I reckon those arguments are bollocks.

I could go completely off on the whole interchange/replacement thing at this point (and don’t get me started on all the fluoro wearing bastards that get to run around all over the field during Rugby League and AFL games) but let’s just stick to cycling for the moment.

One of the great justifications for the absolutely INSANE levels of money pumped into the top levels of cycling as a sport (and you can probably apply at least some of this to motor sport as well) is that it allows the big companies to test out new products and pass on what they learn to us. Which is fine.

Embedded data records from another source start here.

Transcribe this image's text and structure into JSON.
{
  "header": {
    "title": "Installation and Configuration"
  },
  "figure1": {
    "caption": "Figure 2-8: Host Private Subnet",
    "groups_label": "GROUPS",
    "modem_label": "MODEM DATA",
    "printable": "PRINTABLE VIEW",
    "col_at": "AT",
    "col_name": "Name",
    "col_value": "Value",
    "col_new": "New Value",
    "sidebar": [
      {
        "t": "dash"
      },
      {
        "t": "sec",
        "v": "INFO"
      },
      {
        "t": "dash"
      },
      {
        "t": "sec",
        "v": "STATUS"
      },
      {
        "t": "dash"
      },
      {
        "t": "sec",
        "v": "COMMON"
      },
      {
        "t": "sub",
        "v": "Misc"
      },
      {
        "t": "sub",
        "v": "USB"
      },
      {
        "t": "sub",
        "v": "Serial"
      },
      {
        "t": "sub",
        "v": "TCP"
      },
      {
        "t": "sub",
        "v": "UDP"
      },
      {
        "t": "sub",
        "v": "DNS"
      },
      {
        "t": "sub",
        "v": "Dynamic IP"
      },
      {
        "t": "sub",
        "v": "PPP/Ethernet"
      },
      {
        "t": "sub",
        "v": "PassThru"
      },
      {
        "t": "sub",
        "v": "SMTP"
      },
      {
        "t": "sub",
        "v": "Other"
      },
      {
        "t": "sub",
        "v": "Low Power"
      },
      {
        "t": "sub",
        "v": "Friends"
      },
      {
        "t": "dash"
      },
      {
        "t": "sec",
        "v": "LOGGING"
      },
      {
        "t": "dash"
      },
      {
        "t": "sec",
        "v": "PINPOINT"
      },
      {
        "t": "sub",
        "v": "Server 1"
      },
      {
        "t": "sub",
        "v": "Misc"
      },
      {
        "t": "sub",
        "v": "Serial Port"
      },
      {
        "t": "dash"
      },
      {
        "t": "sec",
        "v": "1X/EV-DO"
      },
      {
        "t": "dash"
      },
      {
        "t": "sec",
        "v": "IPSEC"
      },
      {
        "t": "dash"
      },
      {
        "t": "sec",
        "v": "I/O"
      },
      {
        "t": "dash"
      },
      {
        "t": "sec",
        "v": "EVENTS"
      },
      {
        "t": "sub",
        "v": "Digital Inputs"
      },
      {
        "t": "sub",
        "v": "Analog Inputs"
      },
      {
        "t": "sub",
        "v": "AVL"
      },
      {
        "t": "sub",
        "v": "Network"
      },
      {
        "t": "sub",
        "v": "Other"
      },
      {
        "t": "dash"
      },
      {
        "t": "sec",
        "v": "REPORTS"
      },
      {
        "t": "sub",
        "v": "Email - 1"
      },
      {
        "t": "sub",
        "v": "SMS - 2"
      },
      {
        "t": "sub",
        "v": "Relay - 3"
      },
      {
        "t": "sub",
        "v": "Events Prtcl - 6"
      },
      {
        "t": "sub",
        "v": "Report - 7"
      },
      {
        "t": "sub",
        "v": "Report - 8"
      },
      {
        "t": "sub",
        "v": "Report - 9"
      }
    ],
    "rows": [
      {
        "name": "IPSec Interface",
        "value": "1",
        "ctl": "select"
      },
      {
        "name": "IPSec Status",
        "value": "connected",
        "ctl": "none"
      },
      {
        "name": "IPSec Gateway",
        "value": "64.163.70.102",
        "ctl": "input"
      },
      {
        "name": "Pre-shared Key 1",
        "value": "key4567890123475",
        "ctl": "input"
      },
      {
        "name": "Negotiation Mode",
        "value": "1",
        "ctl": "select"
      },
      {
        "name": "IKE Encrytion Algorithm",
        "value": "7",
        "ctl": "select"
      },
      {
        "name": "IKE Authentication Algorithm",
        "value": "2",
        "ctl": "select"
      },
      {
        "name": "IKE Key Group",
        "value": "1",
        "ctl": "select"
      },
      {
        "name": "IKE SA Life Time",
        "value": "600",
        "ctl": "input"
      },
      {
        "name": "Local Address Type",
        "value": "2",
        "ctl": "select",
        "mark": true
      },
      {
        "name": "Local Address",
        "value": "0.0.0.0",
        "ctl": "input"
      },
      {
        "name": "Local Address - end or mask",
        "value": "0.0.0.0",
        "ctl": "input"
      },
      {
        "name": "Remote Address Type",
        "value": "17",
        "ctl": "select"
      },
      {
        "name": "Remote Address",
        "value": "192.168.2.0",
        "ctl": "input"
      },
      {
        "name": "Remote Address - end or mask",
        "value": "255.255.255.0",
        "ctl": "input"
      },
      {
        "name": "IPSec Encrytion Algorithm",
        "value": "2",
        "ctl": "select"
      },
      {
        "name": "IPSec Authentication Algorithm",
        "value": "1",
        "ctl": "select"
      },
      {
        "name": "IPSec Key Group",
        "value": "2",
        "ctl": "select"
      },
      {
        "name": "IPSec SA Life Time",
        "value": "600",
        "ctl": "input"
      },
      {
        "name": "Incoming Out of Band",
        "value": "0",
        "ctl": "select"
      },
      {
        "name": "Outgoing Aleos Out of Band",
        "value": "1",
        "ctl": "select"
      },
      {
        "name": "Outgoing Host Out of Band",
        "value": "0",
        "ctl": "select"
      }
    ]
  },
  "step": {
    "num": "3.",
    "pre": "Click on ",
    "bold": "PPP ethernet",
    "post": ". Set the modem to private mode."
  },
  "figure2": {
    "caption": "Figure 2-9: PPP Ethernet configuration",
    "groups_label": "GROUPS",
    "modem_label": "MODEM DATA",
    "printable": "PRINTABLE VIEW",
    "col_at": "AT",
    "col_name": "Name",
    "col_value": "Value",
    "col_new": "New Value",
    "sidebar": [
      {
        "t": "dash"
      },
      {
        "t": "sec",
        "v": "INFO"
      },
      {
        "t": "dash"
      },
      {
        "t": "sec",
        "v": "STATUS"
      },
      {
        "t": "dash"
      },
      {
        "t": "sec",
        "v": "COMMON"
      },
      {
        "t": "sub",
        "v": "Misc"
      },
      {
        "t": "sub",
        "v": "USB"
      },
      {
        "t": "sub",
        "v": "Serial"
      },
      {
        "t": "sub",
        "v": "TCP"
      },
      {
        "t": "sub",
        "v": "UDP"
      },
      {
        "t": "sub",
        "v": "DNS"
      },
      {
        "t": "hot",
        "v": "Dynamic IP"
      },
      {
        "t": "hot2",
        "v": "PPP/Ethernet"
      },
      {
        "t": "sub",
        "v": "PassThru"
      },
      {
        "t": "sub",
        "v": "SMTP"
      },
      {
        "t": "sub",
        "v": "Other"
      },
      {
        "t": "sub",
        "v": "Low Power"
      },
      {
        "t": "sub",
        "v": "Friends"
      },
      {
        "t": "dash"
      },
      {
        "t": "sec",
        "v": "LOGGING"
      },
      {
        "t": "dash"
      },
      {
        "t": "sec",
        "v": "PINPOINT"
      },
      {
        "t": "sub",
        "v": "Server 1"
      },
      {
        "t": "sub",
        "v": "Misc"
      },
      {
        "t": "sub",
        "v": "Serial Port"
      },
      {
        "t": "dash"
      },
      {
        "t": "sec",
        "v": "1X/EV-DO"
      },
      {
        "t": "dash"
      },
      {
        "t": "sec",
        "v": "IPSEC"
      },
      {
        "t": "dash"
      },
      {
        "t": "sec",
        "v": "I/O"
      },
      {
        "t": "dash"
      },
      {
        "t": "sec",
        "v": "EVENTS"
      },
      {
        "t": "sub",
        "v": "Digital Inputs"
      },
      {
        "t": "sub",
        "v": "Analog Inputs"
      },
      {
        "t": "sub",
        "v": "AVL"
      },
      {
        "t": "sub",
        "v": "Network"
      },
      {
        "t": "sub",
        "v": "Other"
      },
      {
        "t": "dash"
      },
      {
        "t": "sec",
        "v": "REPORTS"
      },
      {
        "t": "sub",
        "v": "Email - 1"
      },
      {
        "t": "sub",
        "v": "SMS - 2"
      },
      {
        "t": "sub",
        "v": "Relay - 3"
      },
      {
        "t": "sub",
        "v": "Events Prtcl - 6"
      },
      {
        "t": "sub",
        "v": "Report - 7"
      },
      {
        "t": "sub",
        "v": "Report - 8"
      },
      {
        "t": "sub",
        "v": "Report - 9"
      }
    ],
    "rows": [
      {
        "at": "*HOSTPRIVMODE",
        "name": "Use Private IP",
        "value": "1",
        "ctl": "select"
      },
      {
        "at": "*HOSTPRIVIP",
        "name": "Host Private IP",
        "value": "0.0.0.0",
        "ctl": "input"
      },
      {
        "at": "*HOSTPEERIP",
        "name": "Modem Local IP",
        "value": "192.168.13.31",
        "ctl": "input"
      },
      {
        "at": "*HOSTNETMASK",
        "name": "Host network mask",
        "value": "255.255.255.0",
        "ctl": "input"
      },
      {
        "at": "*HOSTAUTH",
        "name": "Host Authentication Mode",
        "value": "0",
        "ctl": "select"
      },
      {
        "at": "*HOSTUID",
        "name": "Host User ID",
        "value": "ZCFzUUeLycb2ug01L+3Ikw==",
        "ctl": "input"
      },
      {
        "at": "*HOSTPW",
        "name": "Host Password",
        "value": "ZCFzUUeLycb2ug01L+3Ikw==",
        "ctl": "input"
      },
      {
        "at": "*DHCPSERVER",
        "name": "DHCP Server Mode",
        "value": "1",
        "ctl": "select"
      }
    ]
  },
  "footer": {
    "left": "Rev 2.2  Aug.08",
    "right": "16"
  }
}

What better way to sort out a bike that I can buy and ride securely for years than to submit it to the punishment of elite competition?

Except if you remove the need for a bike to be durable by allowing a rider to replace it, in its entirety, in the middle of a race, where is the value to me. Particularly as one of the reasons it broke down was almost certainly because it had been so absurdly engineered to be light as a feather with strength a secondary consideration.

And speaking as a punter. I LIKE the idea that a rider can have a breakdown, whip on a new tyre from the gear he is carrying himself and continue on valiantly. Given (in my world at least) all the other guys are in the same boat and just as likely to have the same problem at some point in the race, isn’t that just the kind of thing that makes for truly awesome spectacle.


Next: Friday? I don’t know. I am now making this up as I go.